Anyone can fling a dart, but scoring well and finishing cleanly are skills you build. These ideas will lift your game whether you are practising solo or hunting down the computer.

  1. Live at the treble 20

    The fastest way to shrink 501 is a steady rhythm on the treble 20, worth 60 a dart and 180 for a perfect visit. Even if you only clip a treble occasionally, aiming there keeps your stray darts in the fat 20 bed rather than the tiny 1 and 5 either side, so your scoring stays high and consistent.

  2. Plan your finish early

    Good players think about the checkout long before they get there. Try to leave yourself an even number under 40 so a single double closes the leg — 40, 32, 24 and 16 are all comfortable. If you are on an awkward odd number like 41, take a single first to drop to 40, then double 20. Setting up the double is as important as hitting it.

  3. Respect the bust

    When your remaining score is small, greed is expensive. Firing at the treble 20 with only 30 left risks blowing past zero and handing the whole turn back. Once you are inside checkout range, aim for the specific bed the situation calls for and be willing to take a safe single to keep a tidy number for your next dart.

  4. Groove a repeatable throw

    Accuracy comes from doing the same thing every time — the same stance, the same smooth release. In this game the crosshair drifts with a gentle wobble, just like a real hand does, so throw on the beat when it drifts across your target rather than fighting it.

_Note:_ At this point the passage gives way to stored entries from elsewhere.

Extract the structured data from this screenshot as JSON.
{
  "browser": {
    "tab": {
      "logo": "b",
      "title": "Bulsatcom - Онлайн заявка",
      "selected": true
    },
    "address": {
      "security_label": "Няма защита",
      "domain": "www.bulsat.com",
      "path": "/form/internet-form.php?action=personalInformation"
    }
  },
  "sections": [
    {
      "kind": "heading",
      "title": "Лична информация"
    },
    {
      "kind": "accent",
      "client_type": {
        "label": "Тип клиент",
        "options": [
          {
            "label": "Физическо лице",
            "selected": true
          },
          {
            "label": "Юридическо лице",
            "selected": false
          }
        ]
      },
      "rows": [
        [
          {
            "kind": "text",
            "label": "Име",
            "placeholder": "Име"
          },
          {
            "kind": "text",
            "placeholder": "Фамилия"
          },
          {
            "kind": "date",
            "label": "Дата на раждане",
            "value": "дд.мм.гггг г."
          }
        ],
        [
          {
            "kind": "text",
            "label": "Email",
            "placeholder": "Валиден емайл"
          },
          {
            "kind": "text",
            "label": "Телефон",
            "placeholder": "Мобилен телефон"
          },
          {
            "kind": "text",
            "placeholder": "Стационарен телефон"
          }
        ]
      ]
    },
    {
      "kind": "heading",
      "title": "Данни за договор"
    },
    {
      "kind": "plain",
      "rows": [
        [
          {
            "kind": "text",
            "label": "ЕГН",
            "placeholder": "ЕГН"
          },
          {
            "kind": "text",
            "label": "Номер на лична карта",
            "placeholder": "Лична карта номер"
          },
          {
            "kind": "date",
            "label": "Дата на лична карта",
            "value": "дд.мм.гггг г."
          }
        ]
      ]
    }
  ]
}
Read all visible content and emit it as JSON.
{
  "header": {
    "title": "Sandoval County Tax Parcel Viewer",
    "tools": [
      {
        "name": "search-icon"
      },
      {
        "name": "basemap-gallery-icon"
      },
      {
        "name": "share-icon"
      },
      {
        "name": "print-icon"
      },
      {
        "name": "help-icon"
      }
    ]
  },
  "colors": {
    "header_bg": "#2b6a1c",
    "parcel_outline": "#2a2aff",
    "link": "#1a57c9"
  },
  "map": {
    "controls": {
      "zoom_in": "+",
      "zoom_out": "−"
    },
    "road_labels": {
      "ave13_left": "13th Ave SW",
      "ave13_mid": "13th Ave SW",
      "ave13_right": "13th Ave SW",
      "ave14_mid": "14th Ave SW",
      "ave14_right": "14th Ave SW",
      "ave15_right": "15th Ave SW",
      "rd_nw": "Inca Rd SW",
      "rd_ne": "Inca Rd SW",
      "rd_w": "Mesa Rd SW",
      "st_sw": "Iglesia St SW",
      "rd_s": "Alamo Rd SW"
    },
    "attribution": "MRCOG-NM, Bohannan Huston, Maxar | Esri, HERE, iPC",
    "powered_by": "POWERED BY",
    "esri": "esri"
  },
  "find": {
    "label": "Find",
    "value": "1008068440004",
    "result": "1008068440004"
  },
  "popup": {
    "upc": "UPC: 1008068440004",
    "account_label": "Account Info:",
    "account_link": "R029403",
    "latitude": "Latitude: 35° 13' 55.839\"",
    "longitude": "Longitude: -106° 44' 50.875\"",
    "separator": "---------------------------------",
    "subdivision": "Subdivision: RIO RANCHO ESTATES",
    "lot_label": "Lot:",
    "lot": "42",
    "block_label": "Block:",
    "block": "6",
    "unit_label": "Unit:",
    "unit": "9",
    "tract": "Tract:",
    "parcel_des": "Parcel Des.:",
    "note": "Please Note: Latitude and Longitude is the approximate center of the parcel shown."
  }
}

On the harder settings the wobble grows, rewarding patience and timing over rushing.

Common Checkouts to Remember

Memorising a handful of finishes will save you turns and turn near-misses into wins. From 170 the famous "big fish" is treble 20, treble 20, bullseye — the highest possible checkout. Below that, 100 is treble 20 then double 20, 96 is treble 20 then double 18, and 80 is treble 20 then double 10. The straightforward doubles you will use most are 40 (double 20), 32 (double 16), 24 (double 12) and 16 (double 8). Whenever you can, steer your score toward one of these clean numbers so the last dart is a shot you have practised a hundred times.

FAQ

Is Darts free to play?

Yes — Darts 501 on vygam is completely free. There is no download and no sign-up; the board loads instantly in your browser on phone, tablet or desktop.

How do you play 501 darts?

Both sides start on 501. You throw three darts per turn and subtract every score from your running total. The first player to reach exactly zero wins, but the very last dart must land in a double segment or the bullseye.

What is a bust in darts?

A bust happens when a throw takes your score below zero, leaves you on exactly one, or reaches zero without a finishing double. When you bust, the turn ends immediately and your score is restored to whatever it was at the start of that turn.

Why do you have to finish on a double?

The 501 format requires a double checkout to make the ending harder. Your final dart has to land in the thin outer double ring of a number, or in the 50 bullseye which counts as a double, so closing out a leg takes real accuracy.

What is the highest score with three darts?

The maximum with three darts is 180, scored by hitting the treble 20 three times. That is why the top of the board is the busiest target for skilled players trying to lower 501 quickly.